As someone who writes regularly on China's Weibo and who has received literally hundreds of thousands of comments from people in China, I know that China's people are simultaneously hostile to Britain's attempts to revive its colonial past through interfering in Hong Kong and interested in Britain's many great cultural and economic contributions to the world. I wish I could report an equivalent knowledge of China's great historic and culture in Britain.
China, in my experience as a foreigner working there, is moving towards "intelligent patriotism" that is achieving a balanced appreciation of Britain's past - rejecting Britain's interference in China's internal affairs while acknowledging that something valuable can be learnt from Britain.
Hopefully, Britain will arrive at a parallel understanding. For a long period, Britain had the power to forcibly impose its will on other countries, the seizure of Hong Kong being just one example. Actions like this should be a source of national shame for Britain. But those things which other countries are keen to voluntarily receive from Britain are a source of great national pride and are seen as part of humanity's common "intellectual capital."

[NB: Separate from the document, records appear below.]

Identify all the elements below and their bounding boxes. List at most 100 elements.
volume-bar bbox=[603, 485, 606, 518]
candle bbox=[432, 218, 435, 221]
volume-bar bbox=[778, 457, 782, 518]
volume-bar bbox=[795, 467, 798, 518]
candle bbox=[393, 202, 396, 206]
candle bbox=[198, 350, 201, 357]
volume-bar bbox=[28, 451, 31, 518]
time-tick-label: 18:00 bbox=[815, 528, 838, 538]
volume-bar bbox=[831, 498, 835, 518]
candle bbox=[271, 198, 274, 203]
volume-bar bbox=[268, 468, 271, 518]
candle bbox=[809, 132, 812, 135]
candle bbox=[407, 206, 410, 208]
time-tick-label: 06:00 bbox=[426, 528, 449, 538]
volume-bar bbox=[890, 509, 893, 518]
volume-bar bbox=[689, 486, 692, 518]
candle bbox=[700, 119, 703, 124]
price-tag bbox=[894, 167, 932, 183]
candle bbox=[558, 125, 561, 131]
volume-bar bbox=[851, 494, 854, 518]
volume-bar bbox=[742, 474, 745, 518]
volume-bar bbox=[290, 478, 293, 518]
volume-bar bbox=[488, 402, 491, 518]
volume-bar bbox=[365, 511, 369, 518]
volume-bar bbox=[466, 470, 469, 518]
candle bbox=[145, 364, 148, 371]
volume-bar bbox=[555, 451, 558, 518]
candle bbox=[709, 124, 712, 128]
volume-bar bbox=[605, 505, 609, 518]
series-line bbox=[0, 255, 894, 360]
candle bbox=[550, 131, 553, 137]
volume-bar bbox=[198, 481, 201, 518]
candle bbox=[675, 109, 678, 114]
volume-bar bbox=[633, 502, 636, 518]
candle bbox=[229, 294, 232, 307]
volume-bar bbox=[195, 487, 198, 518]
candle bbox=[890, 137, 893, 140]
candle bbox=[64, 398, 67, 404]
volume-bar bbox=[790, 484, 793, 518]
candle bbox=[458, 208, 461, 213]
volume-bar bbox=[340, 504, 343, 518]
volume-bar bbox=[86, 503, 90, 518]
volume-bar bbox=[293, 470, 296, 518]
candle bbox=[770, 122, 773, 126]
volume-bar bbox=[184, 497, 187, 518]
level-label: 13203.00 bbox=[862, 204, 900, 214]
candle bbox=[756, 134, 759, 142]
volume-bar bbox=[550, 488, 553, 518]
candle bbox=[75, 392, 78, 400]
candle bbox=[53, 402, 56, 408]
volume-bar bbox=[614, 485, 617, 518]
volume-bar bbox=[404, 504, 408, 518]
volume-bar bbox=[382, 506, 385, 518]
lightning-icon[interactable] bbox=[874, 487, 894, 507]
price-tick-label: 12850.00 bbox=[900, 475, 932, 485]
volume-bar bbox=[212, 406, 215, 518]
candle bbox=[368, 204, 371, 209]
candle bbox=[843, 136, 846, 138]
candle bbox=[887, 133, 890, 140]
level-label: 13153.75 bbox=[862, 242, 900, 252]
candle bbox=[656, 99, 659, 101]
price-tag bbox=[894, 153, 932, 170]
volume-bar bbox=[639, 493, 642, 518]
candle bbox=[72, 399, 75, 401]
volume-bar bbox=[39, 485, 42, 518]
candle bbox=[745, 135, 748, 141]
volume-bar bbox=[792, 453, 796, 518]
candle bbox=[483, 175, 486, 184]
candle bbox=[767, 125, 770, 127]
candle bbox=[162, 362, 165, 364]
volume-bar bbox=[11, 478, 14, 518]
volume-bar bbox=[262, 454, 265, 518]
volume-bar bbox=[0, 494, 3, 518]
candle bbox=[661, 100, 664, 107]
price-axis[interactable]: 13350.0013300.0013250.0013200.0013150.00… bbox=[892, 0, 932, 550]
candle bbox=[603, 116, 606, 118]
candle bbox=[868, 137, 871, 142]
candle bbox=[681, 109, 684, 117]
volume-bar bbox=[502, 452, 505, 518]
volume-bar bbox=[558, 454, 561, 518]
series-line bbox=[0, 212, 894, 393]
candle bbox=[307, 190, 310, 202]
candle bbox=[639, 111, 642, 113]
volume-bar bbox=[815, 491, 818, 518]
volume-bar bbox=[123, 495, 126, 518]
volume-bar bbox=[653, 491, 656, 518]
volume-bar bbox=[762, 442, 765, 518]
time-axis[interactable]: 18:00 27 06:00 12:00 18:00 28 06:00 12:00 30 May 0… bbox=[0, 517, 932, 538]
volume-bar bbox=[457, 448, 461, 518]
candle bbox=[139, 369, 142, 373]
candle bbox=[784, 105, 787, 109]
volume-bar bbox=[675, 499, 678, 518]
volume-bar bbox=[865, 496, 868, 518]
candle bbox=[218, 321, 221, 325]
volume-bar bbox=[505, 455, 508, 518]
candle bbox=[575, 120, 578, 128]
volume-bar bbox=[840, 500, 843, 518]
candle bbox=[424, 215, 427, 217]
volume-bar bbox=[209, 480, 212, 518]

China teaches Darwin's theory of evolution in every school and invites innumerable British figures from Hamlet to Harry Potter into their country as welcome guests, all while keeping out British MPs who do not understand that the age of colonialism is over and China will run its own internal affairs. Hopefully, in the future, Britain will learn to demonstrate the same good sense in its choice of whom it sends out as China demonstrates in its choice of whom to receive.